My mom informed me that we have a cousin that is a neurologist that specializes in MS.  I had no clue.  For the sake of this public writing, let’s call her Dr. Frank.  My mother called Dr. Frank and gave Frank my number and set up a time for us to chat.  As it turns out that day was also the first day that we had closed on our new house and I had 16 guys at the house starting my elaborate renovations.  I was there with the guys working at the house when Dr. Frank called.  I needed a quiet place to talk and concentrate on this important conversation since I was still rather uneducated on my new diagnosis.  I went outside and sat on the fireplace curb foundation between my new house and next-door neighbor’s house.  It was pouring rain outside but that didn’t bother me, it was better getting drenched than having a lone teardrop drying on my cheek.  

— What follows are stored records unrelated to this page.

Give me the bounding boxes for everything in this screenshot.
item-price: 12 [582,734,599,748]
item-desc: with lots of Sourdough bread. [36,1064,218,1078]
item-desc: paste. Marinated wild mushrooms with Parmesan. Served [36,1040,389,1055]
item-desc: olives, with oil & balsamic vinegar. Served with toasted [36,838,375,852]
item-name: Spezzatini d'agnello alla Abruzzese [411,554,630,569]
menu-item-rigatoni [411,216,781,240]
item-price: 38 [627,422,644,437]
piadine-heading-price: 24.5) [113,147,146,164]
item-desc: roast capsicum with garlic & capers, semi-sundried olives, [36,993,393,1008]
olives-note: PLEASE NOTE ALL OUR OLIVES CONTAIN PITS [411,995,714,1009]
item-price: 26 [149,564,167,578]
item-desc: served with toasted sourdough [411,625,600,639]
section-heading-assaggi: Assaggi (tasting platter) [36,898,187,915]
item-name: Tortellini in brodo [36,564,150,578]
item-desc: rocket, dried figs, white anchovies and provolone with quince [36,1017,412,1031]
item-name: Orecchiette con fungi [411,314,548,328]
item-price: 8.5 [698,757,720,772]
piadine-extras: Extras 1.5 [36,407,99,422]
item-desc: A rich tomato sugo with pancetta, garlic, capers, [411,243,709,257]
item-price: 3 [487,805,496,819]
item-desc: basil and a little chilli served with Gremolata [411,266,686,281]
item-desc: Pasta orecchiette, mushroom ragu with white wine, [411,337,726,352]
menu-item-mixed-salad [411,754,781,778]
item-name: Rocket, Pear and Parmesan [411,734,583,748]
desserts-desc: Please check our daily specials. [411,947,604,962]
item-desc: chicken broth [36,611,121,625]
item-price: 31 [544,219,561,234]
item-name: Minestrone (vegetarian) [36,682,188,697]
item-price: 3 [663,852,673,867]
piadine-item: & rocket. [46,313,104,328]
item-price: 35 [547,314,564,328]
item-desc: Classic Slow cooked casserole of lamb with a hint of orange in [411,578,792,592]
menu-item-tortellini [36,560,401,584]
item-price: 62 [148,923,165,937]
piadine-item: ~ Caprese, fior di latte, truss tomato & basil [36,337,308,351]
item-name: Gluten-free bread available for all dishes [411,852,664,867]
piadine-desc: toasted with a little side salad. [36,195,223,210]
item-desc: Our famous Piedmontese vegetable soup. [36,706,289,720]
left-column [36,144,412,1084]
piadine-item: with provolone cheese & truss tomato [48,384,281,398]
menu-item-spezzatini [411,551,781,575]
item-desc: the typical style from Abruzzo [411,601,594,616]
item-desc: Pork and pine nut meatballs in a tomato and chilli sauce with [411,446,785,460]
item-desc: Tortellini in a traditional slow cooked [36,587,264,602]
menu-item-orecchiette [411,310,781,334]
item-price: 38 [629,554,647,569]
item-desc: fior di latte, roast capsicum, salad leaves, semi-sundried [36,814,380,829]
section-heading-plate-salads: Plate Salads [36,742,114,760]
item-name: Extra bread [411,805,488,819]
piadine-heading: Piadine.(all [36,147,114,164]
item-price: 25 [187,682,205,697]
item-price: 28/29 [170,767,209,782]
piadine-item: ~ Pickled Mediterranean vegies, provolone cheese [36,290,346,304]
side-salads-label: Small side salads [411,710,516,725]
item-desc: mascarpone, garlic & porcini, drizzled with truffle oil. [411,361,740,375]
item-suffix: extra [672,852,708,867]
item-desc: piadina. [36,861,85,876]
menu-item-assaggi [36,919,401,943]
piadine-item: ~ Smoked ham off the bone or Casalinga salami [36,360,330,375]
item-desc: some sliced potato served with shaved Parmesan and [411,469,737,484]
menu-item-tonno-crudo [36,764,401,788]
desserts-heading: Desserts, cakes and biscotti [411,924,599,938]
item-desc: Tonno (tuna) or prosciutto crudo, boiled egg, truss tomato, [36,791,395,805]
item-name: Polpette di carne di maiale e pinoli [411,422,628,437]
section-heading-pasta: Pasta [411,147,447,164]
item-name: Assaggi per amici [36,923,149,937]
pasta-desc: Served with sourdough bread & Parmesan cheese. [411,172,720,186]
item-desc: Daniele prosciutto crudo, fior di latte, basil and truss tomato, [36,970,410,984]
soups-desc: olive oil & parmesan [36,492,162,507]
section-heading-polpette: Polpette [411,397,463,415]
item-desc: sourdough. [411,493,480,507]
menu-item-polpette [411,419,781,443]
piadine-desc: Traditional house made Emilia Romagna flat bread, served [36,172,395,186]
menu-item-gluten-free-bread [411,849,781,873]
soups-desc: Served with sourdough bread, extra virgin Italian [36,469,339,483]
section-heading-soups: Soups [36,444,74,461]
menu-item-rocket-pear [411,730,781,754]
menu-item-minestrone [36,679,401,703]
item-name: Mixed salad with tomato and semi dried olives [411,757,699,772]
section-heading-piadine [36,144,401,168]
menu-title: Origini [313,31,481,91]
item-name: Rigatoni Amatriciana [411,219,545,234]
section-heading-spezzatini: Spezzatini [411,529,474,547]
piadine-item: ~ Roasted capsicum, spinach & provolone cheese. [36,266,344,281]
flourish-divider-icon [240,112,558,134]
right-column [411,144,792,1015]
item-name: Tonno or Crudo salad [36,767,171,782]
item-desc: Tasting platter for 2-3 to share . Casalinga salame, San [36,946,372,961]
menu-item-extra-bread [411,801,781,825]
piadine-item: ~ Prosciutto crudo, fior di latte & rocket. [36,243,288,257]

Dr. Frank told me the most important thing I ever heard: he said don’t believe what you read on the internet. You can lead a very normal productive life with MS and lots of other illnesses.  “You can’t raise money by showing off the person doing well with MS, you need to wheel out the patient in the wheelchair and show the worst extreme to raise money for the sickness”.  Dr. Frank just relayed to me the exact vision that I had about myself in the future. She then told me about how you can lead a very happy healthy life while dealing with MS.  Mind blown, all my thoughts about me and my illness since April 28th were blown out of the water.  

There is still so much to talk about and we will get there over time but for now, please remember: a positive attitude, no matter how hard it is, is the most important thing to focus on.  For now, take care of yourself, your mental well-being and we will blog together again soon.